Macron critiqué par sa famille (d’esprit)
Ce n’est pas chez les Insoumis ou les lepénistes que s’exprime la plus redoutable critique du macronisme au pouvoir, mais chez les libéraux. Cette fronde devrait alerter le président : elle émane de sa propre famille philosophique. Une famille cultivant la modération, le doute, et non l’outrance et le dogmatisme. Monique Canto-Sperber n’est pas ce que l’on pourrait appeler une extrémiste. Cette philosophe a notamment dirigé l’Ecole normale supérieure.

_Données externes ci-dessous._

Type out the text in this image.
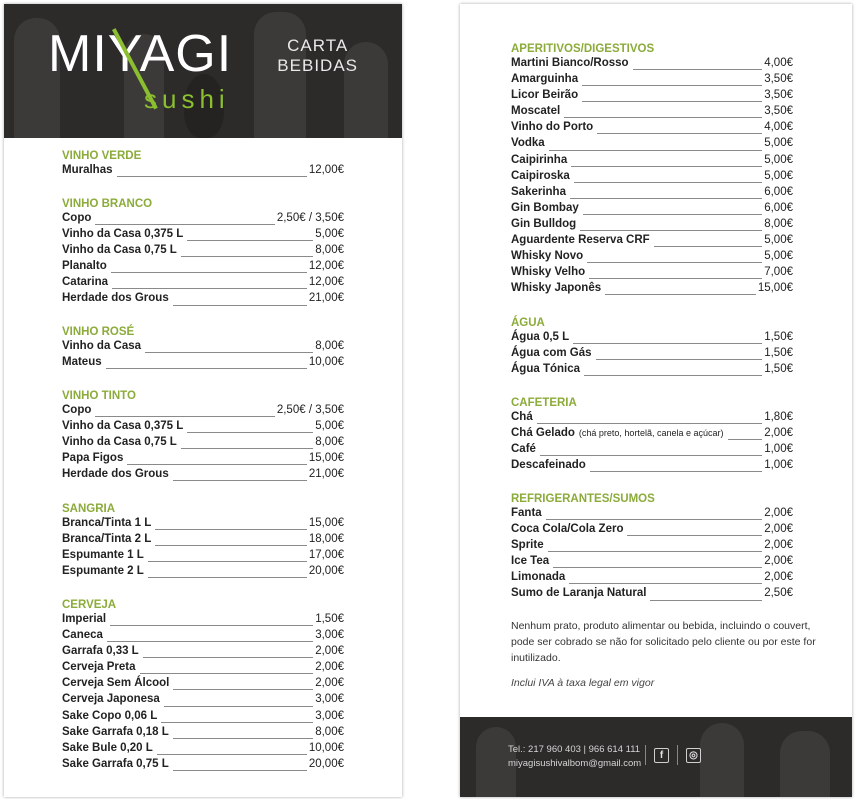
MIYAGI
sushi
CARTA
BEBIDAS
VINHO VERDE
Muralhas	12,00€
VINHO BRANCO
Copo	2,50€ / 3,50€
Vinho da Casa 0,375 L	5,00€
Vinho da Casa 0,75 L	8,00€
Planalto	12,00€
Catarina	12,00€
Herdade dos Grous	21,00€
VINHO ROSÉ
Vinho da Casa	8,00€
Mateus	10,00€
VINHO TINTO
Copo	2,50€ / 3,50€
Vinho da Casa 0,375 L	5,00€
Vinho da Casa 0,75 L	8,00€
Papa Figos	15,00€
Herdade dos Grous	21,00€
SANGRIA
Branca/Tinta 1 L	15,00€
Branca/Tinta 2 L	18,00€
Espumante 1 L	17,00€
Espumante 2 L	20,00€
CERVEJA
Imperial	1,50€
Caneca	3,00€
Garrafa 0,33 L	2,00€
Cerveja Preta	2,00€
Cerveja Sem Álcool	2,00€
Cerveja Japonesa	3,00€
Sake Copo 0,06 L	3,00€
Sake Garrafa 0,18 L	8,00€
Sake Bule 0,20 L	10,00€
Sake Garrafa 0,75 L	20,00€
APERITIVOS/DIGESTIVOS
Martini Bianco/Rosso	4,00€
Amarguinha	3,50€
Licor Beirão	3,50€
Moscatel	3,50€
Vinho do Porto	4,00€
Vodka	5,00€
Caipirinha	5,00€
Caipiroska	5,00€
Sakerinha	6,00€
Gin Bombay	6,00€
Gin Bulldog	8,00€
Aguardente Reserva CRF	5,00€
Whisky Novo	5,00€
Whisky Velho	7,00€
Whisky Japonês	15,00€
ÁGUA
Água 0,5 L	1,50€
Água com Gás	1,50€
Água Tónica	1,50€
CAFETERIA
Chá	1,80€
Chá Gelado (chá preto, hortelã, canela e açúcar)	2,00€
Café	1,00€
Descafeinado	1,00€
REFRIGERANTES/SUMOS
Fanta	2,00€
Coca Cola/Cola Zero	2,00€
Sprite	2,00€
Ice Tea	2,00€
Limonada	2,00€
Sumo de Laranja Natural	2,50€
Nenhum prato, produto alimentar ou bebida, incluindo o couvert, pode ser cobrado se não for solicitado pelo cliente ou por este for inutilizado.
Inclui IVA à taxa legal em vigor
Tel.: 217 960 403 | 966 614 111
miyagisushivalbom@gmail.com
f	◎
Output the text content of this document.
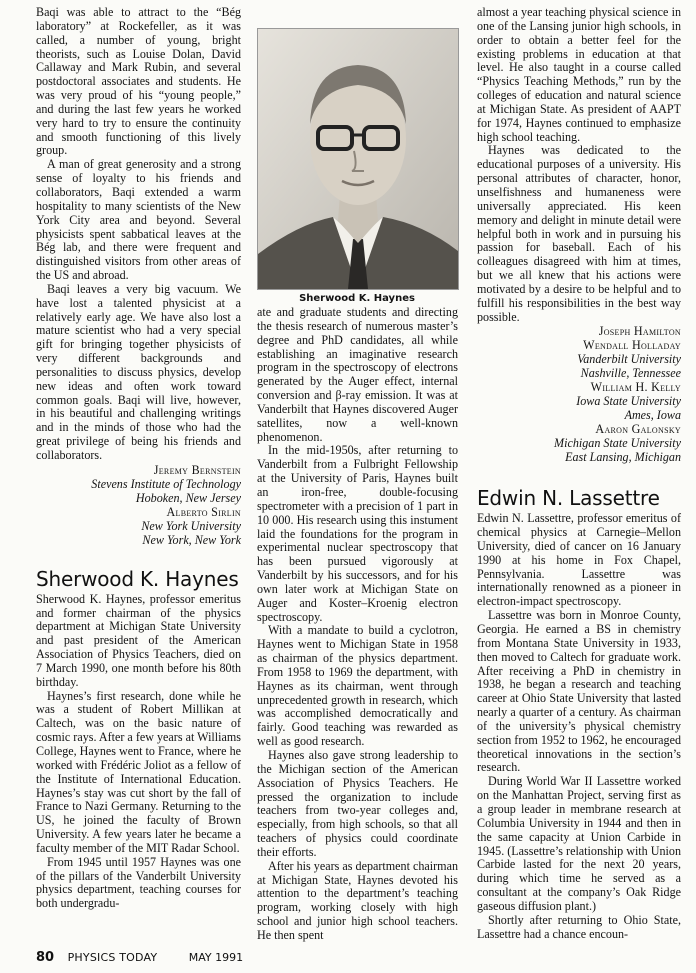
Baqi was able to attract to the “Bég laboratory” at Rockefeller, as it was called, a number of young, bright theorists, such as Louise Dolan, David Callaway and Mark Rubin, and several postdoctoral associates and students. He was very proud of his “young people,” and during the last few years he worked very hard to try to ensure the continuity and smooth functioning of this lively group.

A man of great generosity and a strong sense of loyalty to his friends and collaborators, Baqi extended a warm hospitality to many scientists of the New York City area and beyond. Several physicists spent sabbatical leaves at the Bég lab, and there were frequent and distinguished visitors from other areas of the US and abroad.

Baqi leaves a very big vacuum. We have lost a talented physicist at a relatively early age. We have also lost a mature scientist who had a very special gift for bringing together physicists of very different backgrounds and personalities to discuss physics, develop new ideas and often work toward common goals. Baqi will live, however, in his beautiful and challenging writings and in the minds of those who had the great privilege of being his friends and collaborators.

Jeremy Bernstein

Stevens Institute of Technology

Hoboken, New Jersey

Alberto Sirlin

New York University

New York, New York

Sherwood K. Haynes

Sherwood K. Haynes, professor emeritus and former chairman of the physics department at Michigan State University and past president of the American Association of Physics Teachers, died on 7 March 1990, one month before his 80th birthday.

Haynes’s first research, done while he was a student of Robert Millikan at Caltech, was on the basic nature of cosmic rays. After a few years at Williams College, Haynes went to France, where he worked with Frédéric Joliot as a fellow of the Institute of International Education. Haynes’s stay was cut short by the fall of France to Nazi Germany. Returning to the US, he joined the faculty of Brown University. A few years later he became a faculty member of the MIT Radar School.

From 1945 until 1957 Haynes was one of the pillars of the Vanderbilt University physics department, teaching courses for both undergradu-

Sherwood K. Haynes

ate and graduate students and directing the thesis research of numerous master’s degree and PhD candidates, all while establishing an imaginative research program in the spectroscopy of electrons generated by the Auger effect, internal conversion and β-ray emission. It was at Vanderbilt that Haynes discovered Auger satellites, now a well-known phenomenon.

In the mid-1950s, after returning to Vanderbilt from a Fulbright Fellowship at the University of Paris, Haynes built an iron-free, double-focusing spectrometer with a precision of 1 part in 10 000. His research using this instument laid the foundations for the program in experimental nuclear spectroscopy that has been pursued vigorously at Vanderbilt by his successors, and for his own later work at Michigan State on Auger and Koster–Kroenig electron spectroscopy.

With a mandate to build a cyclotron, Haynes went to Michigan State in 1958 as chairman of the physics department. From 1958 to 1969 the department, with Haynes as its chairman, went through unprecedented growth in research, which was accomplished democratically and fairly. Good teaching was rewarded as well as good research.

Haynes also gave strong leadership to the Michigan section of the American Association of Physics Teachers. He pressed the organization to include teachers from two-year colleges and, especially, from high schools, so that all teachers of physics could coordinate their efforts.

After his years as department chairman at Michigan State, Haynes devoted his attention to the department’s teaching program, working closely with high school and junior high school teachers. He then spent

almost a year teaching physical science in one of the Lansing junior high schools, in order to obtain a better feel for the existing problems in education at that level. He also taught in a course called “Physics Teaching Methods,” run by the colleges of education and natural science at Michigan State. As president of AAPT for 1974, Haynes continued to emphasize high school teaching.

Haynes was dedicated to the educational purposes of a university. His personal attributes of character, honor, unselfishness and humaneness were universally appreciated. His keen memory and delight in minute detail were helpful both in work and in pursuing his passion for baseball. Each of his colleagues disagreed with him at times, but we all knew that his actions were motivated by a desire to be helpful and to fulfill his responsibilities in the best way possible.

Joseph Hamilton

Wendall Holladay

Vanderbilt University

Nashville, Tennessee

William H. Kelly

Iowa State University

Ames, Iowa

Aaron Galonsky

Michigan State University

East Lansing, Michigan

Edwin N. Lassettre

Edwin N. Lassettre, professor emeritus of chemical physics at Carnegie–Mellon University, died of cancer on 16 January 1990 at his home in Fox Chapel, Pennsylvania. Lassettre was internationally renowned as a pioneer in electron-impact spectroscopy.

Lassettre was born in Monroe County, Georgia. He earned a BS in chemistry from Montana State University in 1933, then moved to Caltech for graduate work. After receiving a PhD in chemistry in 1938, he began a research and teaching career at Ohio State University that lasted nearly a quarter of a century. As chairman of the university’s physical chemistry section from 1952 to 1962, he encouraged theoretical innovations in the section’s research.

During World War II Lassettre worked on the Manhattan Project, serving first as a group leader in membrane research at Columbia University in 1944 and then in the same capacity at Union Carbide in 1945. (Lassettre’s relationship with Union Carbide lasted for the next 20 years, during which time he served as a consultant at the company’s Oak Ridge gaseous diffusion plant.)

Shortly after returning to Ohio State, Lassettre had a chance encoun-

80 PHYSICS TODAY	MAY 1991
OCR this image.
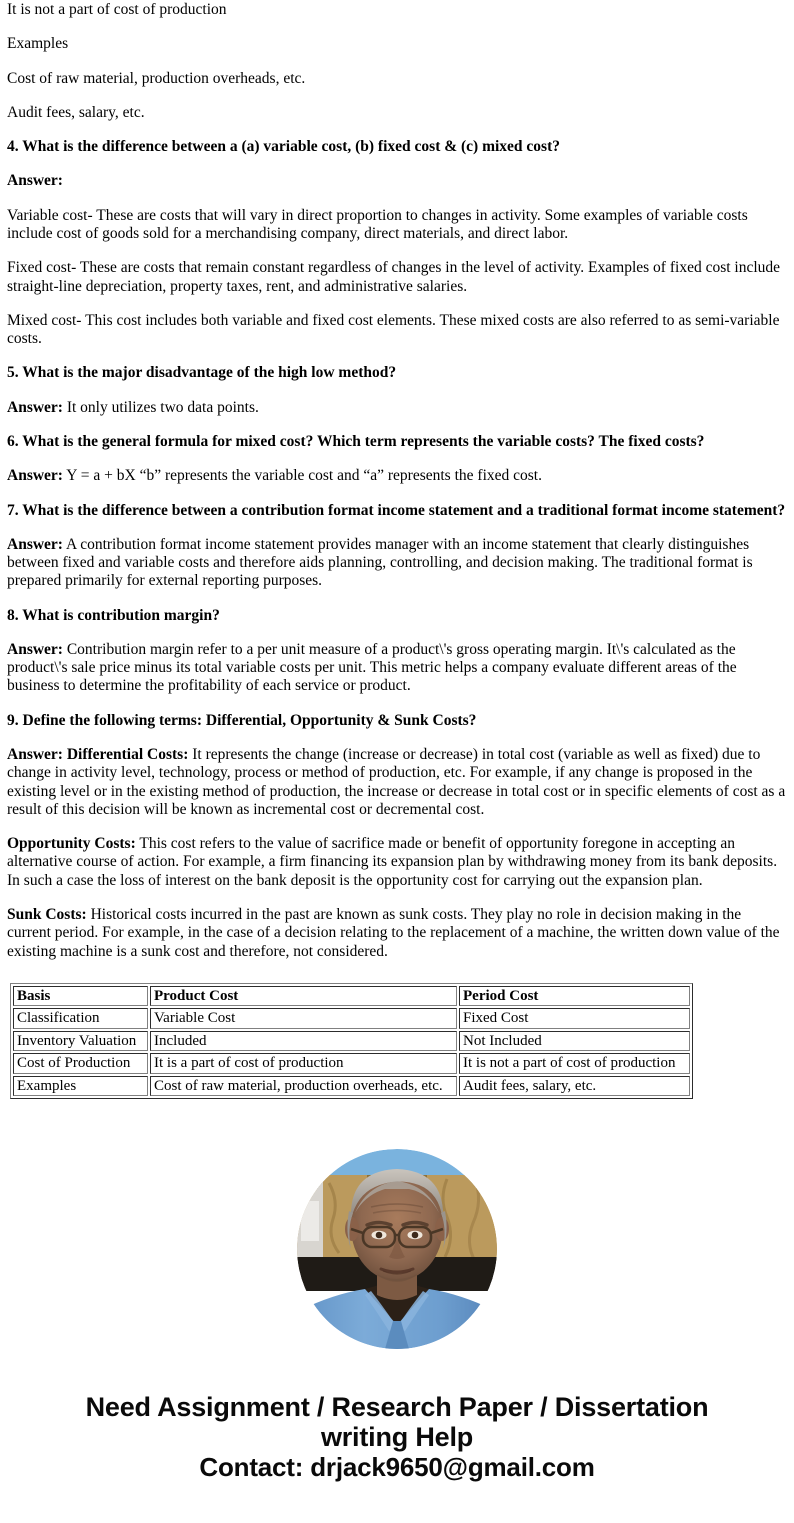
It is not a part of cost of production

Examples

Cost of raw material, production overheads, etc.

Audit fees, salary, etc.

4. What is the difference between a (a) variable cost, (b) fixed cost & (c) mixed cost?

Answer:

Variable cost- These are costs that will vary in direct proportion to changes in activity. Some examples of variable costs include cost of goods sold for a merchandising company, direct materials, and direct labor.

Fixed cost- These are costs that remain constant regardless of changes in the level of activity. Examples of fixed cost include straight-line depreciation, property taxes, rent, and administrative salaries.

Mixed cost- This cost includes both variable and fixed cost elements. These mixed costs are also referred to as semi-variable costs.

5. What is the major disadvantage of the high low method?

Answer: It only utilizes two data points.

6. What is the general formula for mixed cost? Which term represents the variable costs? The fixed costs?

Answer: Y = a + bX “b” represents the variable cost and “a” represents the fixed cost.

7. What is the difference between a contribution format income statement and a traditional format income statement?

Answer: A contribution format income statement provides manager with an income statement that clearly distinguishes between fixed and variable costs and therefore aids planning, controlling, and decision making. The traditional format is prepared primarily for external reporting purposes.

8. What is contribution margin?

Answer: Contribution margin refer to a per unit measure of a product\'s gross operating margin. It\'s calculated as the product\'s sale price minus its total variable costs per unit. This metric helps a company evaluate different areas of the business to determine the profitability of each service or product.

9. Define the following terms: Differential, Opportunity & Sunk Costs?

Answer: Differential Costs: It represents the change (increase or decrease) in total cost (variable as well as fixed) due to change in activity level, technology, process or method of production, etc. For example, if any change is proposed in the existing level or in the existing method of production, the increase or decrease in total cost or in specific elements of cost as a result of this decision will be known as incremental cost or decremental cost.

Opportunity Costs: This cost refers to the value of sacrifice made or benefit of opportunity foregone in accepting an alternative course of action. For example, a firm financing its expansion plan by withdrawing money from its bank deposits. In such a case the loss of interest on the bank deposit is the opportunity cost for carrying out the expansion plan.

Sunk Costs: Historical costs incurred in the past are known as sunk costs. They play no role in decision making in the current period. For example, in the case of a decision relating to the replacement of a machine, the written down value of the existing machine is a sunk cost and therefore, not considered.

Basis	Product Cost	Period Cost
Classification	Variable Cost	Fixed Cost
Inventory Valuation	Included	Not Included
Cost of Production	It is a part of cost of production	It is not a part of cost of production
Examples	Cost of raw material, production overheads, etc.	Audit fees, salary, etc.
Need Assignment / Research Paper / Dissertation
writing Help
Contact: drjack9650@gmail.com
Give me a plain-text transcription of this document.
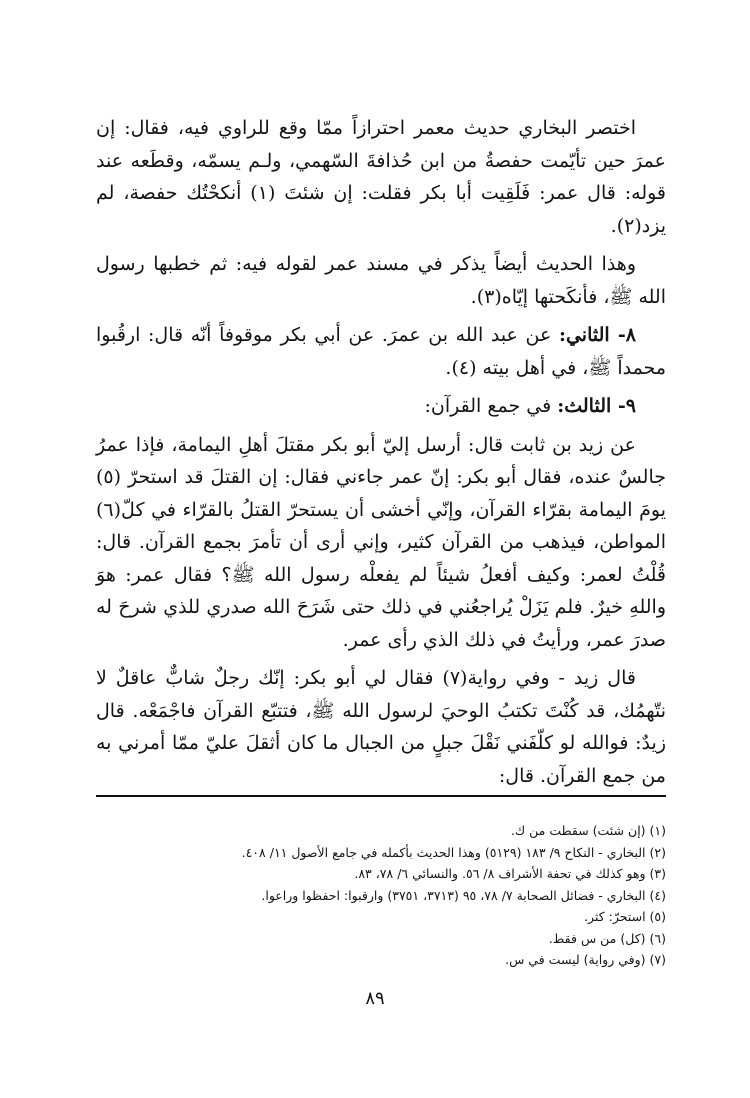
اختصر البخاري حديث معمر احترازاً ممّا وقع للراوي فيه، فقال: إن عمرَ حين تأيّمت حفصةُ من ابن حُذافةَ السّهمي، ولـم يسمّه، وقطَعه عند قوله: قال عمر: فَلَقِيت أبا بكر فقلت: إن شئتَ (١) أنكحْتُك حفصة، لم يزد(٢).

وهذا الحديث أيضاً يذكر في مسند عمر لقوله فيه: ثم خطبها رسول الله ﷺ، فأنكَحتها إيّاه(٣).

٨- الثاني: عن عبد الله بن عمرَ. عن أبي بكر موقوفاً أنّه قال: ارقُبوا محمداً ﷺ، في أهل بيته (٤).

٩- الثالث: في جمع القرآن:

عن زيد بن ثابت قال: أرسل إليّ أبو بكر مقتلَ أهلِ اليمامة، فإذا عمرُ جالسٌ عنده، فقال أبو بكر: إنّ عمر جاءني فقال: إن القتلَ قد استحرّ (٥) يومَ اليمامة بقرّاء القرآن، وإنّي أخشى أن يستحرّ القتلُ بالقرّاء في كلّ(٦) المواطن، فيذهب من القرآن كثير، وإني أرى أن تأمرَ بجمع القرآن. قال: قُلْتُ لعمر: وكيف أفعلُ شيئاً لم يفعلْه رسول الله ﷺ؟ فقال عمر: هوَ واللهِ خيرٌ. فلم يَزَلْ يُراجعُني في ذلك حتى شَرَحَ الله صدري للذي شرحَ له صدرَ عمر، ورأيتُ في ذلك الذي رأى عمر.

قال زيد - وفي رواية(٧) فقال لي أبو بكر: إنّك رجلٌ شابٌّ عاقلٌ لا نتّهمُك، قد كُنْتَ تكتبُ الوحيَ لرسول الله ﷺ، فتتبّع القرآن فاجْمَعْه. قال زيدٌ: فوالله لو كلّفَني نَقْلَ جبلٍ من الجبال ما كان أثقلَ عليّ ممّا أمرني به من جمع القرآن. قال:

(١) (إن شئت) سقطت من ك.
(٢) البخاري - النكاح ٩/ ١٨٣ (٥١٢٩) وهذا الحديث بأكمله في جامع الأصول ١١/ ٤٠٨.
(٣) وهو كذلك في تحفة الأشراف ٨/ ٥٦. والنسائي ٦/ ٧٨، ٨٣.
(٤) البخاري - فضائل الصحابة ٧/ ٧٨، ٩٥ (٣٧١٣، ٣٧٥١) وارقبوا: احفظوا وراعوا.
(٥) استحرّ: كثر.
(٦) (كل) من س فقط.
(٧) (وفي رواية) ليست في س.
٨٩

Son nouveau livre, « La fin des libertés » (Robert Laffont), un très éclairant inventaire du libéralisme, établit un diagnostic négatif des deux premières années du quinquennat. Non seulement, selon elle, l’élection d’Emmanuel Macron ne signifie pas le retour du libéralisme en France, mais elle redoute aussi que la pratique du gouvernement « ne s’éloigne des idéaux du libéralisme ». Que reprochet-elle au macronisme ? Concentration du pouvoir, mise en scène permanente du président en homme providentiel, méfiance à l’égard des oppositions et du pluralisme politique… Elle dénonce les atteintes à la légitimité des collectivités locales, des institutions ou des associations, ces « creusets de libertés ».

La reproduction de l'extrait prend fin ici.